Die IASWECE ermöglicht die Zusammenkunft von frühkindlichen Erzieherinnen und Erziehern aus vielen Ländern, die sich für die Aufrechterhaltung, Vertiefung und Erneuerung der Steiner/Waldorf Pädagogik für die ersten sieben Jahre einsetzen. Die Vereinigung bietet uns als Erzieherinnen und Erziehern aus verschiedenen Kulturen die Möglichkeit, einander auf immer tieferen Ebenen kennenzulernen und zu verstehen. Der Aufbau von Beziehungen, die von Vertrauen, Offenheit und Respekt unter Kolleginnen und Kollegen geprägt sind und in deren Mittelpunkt stets das kleine Kind steht, ist der Ausgangspunkt für eine Erziehung in Freiheit und hin zur Freiheit.

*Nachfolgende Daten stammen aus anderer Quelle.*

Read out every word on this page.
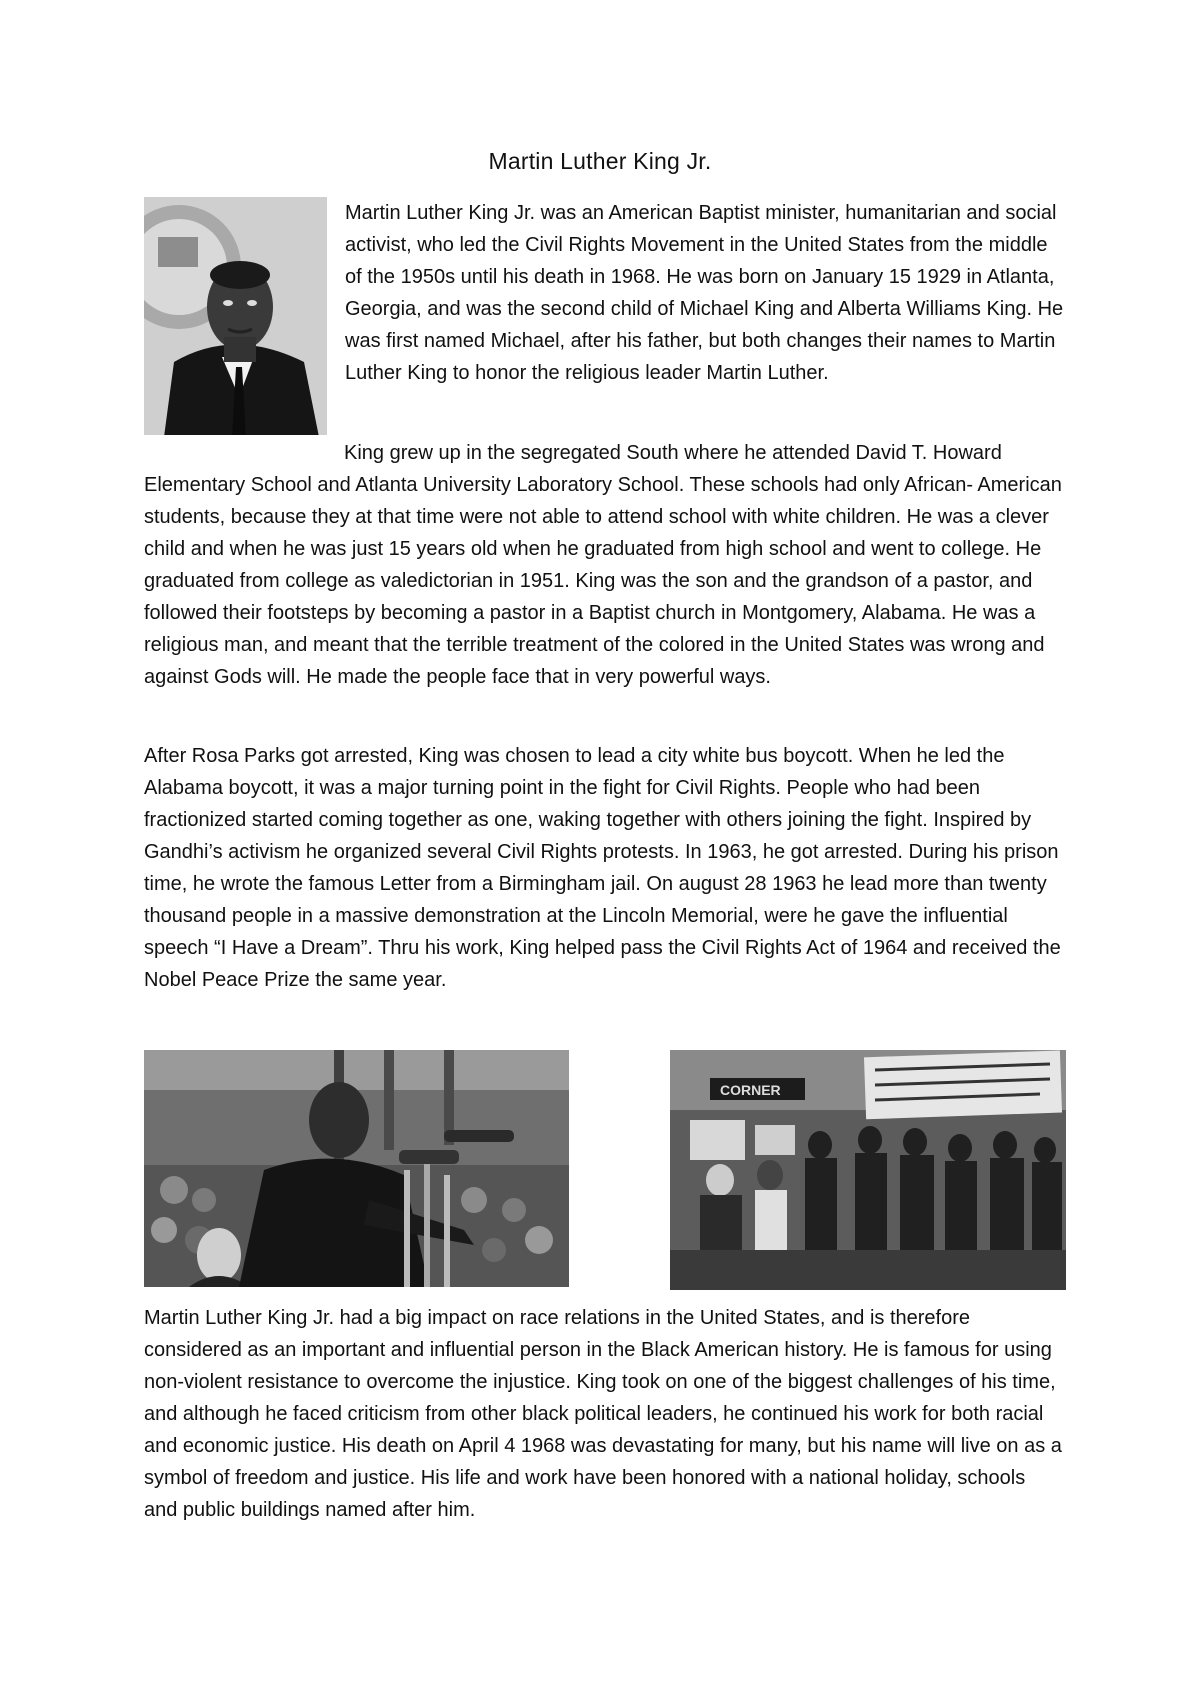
Martin Luther King Jr.
Martin Luther King Jr. was an American Baptist minister, humanitarian and social activist, who led the Civil Rights Movement in the United States from the middle of the 1950s until his death in 1968. He was born on January 15 1929 in Atlanta, Georgia, and was the second child of Michael King and Alberta Williams King. He was first named Michael, after his father, but both changes their names to Martin Luther King to honor the religious leader Martin Luther.

King grew up in the segregated South where he attended David T. Howard Elementary School and Atlanta University Laboratory School. These schools had only African- American students, because they at that time were not able to attend school with white children. He was a clever child and when he was just 15 years old when he graduated from high school and went to college. He graduated from college as valedictorian in 1951. King was the son and the grandson of a pastor, and followed their footsteps by becoming a pastor in a Baptist church in Montgomery, Alabama. He was a religious man, and meant that the terrible treatment of the colored in the United States was wrong and against Gods will. He made the people face that in very powerful ways.

After Rosa Parks got arrested, King was chosen to lead a city white bus boycott. When he led the Alabama boycott, it was a major turning point in the fight for Civil Rights. People who had been fractionized started coming together as one, waking together with others joining the fight. Inspired by Gandhi’s activism he organized several Civil Rights protests. In 1963, he got arrested. During his prison time, he wrote the famous Letter from a Birmingham jail. On august 28 1963 he lead more than twenty thousand people in a massive demonstration at the Lincoln Memorial, were he gave the influential speech “I Have a Dream”. Thru his work, King helped pass the Civil Rights Act of 1964 and received the Nobel Peace Prize the same year.

CORNER

Martin Luther King Jr. had a big impact on race relations in the United States, and is therefore considered as an important and influential person in the Black American history. He is famous for using non-violent resistance to overcome the injustice. King took on one of the biggest challenges of his time, and although he faced criticism from other black political leaders, he continued his work for both racial and economic justice. His death on April 4 1968 was devastating for many, but his name will live on as a symbol of freedom and justice. His life and work have been honored with a national holiday, schools and public buildings named after him.
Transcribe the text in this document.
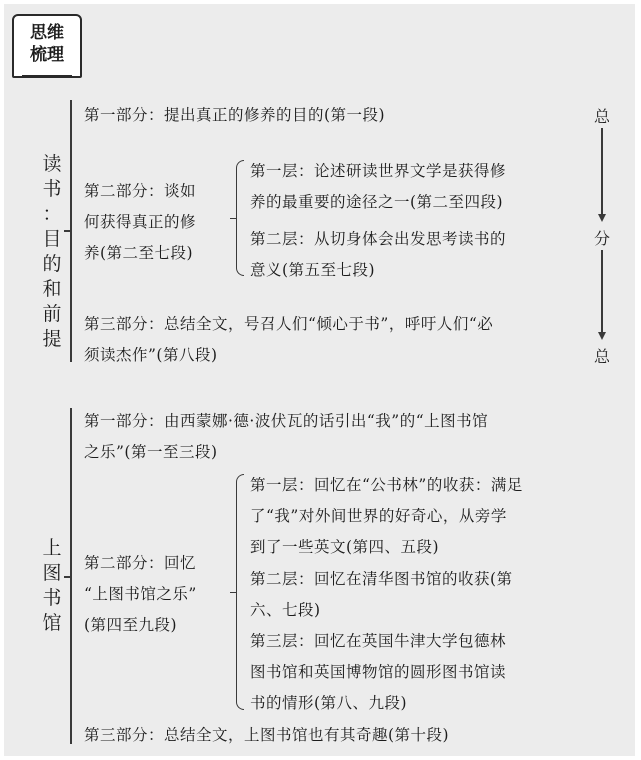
思维
梳理
读
书
：
目
的
和
前
提
第一部分：提出真正的修养的目的(第一段)
第二部分：谈如
何获得真正的修
养(第二至七段)
第一层：论述研读世界文学是获得修
养的最重要的途径之一(第二至四段)
第二层：从切身体会出发思考读书的
意义(第五至七段)
第三部分：总结全文，号召人们“倾心于书”，呼吁人们“必
须读杰作”(第八段)
总
分
总
上
图
书
馆
第一部分：由西蒙娜·德·波伏瓦的话引出“我”的“上图书馆
之乐”(第一至三段)
第二部分：回忆
“上图书馆之乐”
(第四至九段)
第一层：回忆在“公书林”的收获：满足
了“我”对外间世界的好奇心，从旁学
到了一些英文(第四、五段)
第二层：回忆在清华图书馆的收获(第
六、七段)
第三层：回忆在英国牛津大学包德林
图书馆和英国博物馆的圆形图书馆读
书的情形(第八、九段)
第三部分：总结全文，上图书馆也有其奇趣(第十段)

Unsere gemeinsame Aufgabe ist es, dafür zu sorgen, dass die Steiner/Waldorf-Pädagogik weder zu einem theoretischen System noch zu einer Sammlung festgelegter Methoden wird, sondern zu einer Quelle lebendiger, sich ständig weiterentwickelnder Erkenntnisse. Wir bemühen uns, der gesunden Entwicklung der Kindheit zu dienen, indem wir die Fähigkeit fördern, durch unsere eigene selbstgesteuerte innere Aktivität nicht nur die physische Natur, sondern auch die Seele und den Geist des Individuums wahrzunehmen.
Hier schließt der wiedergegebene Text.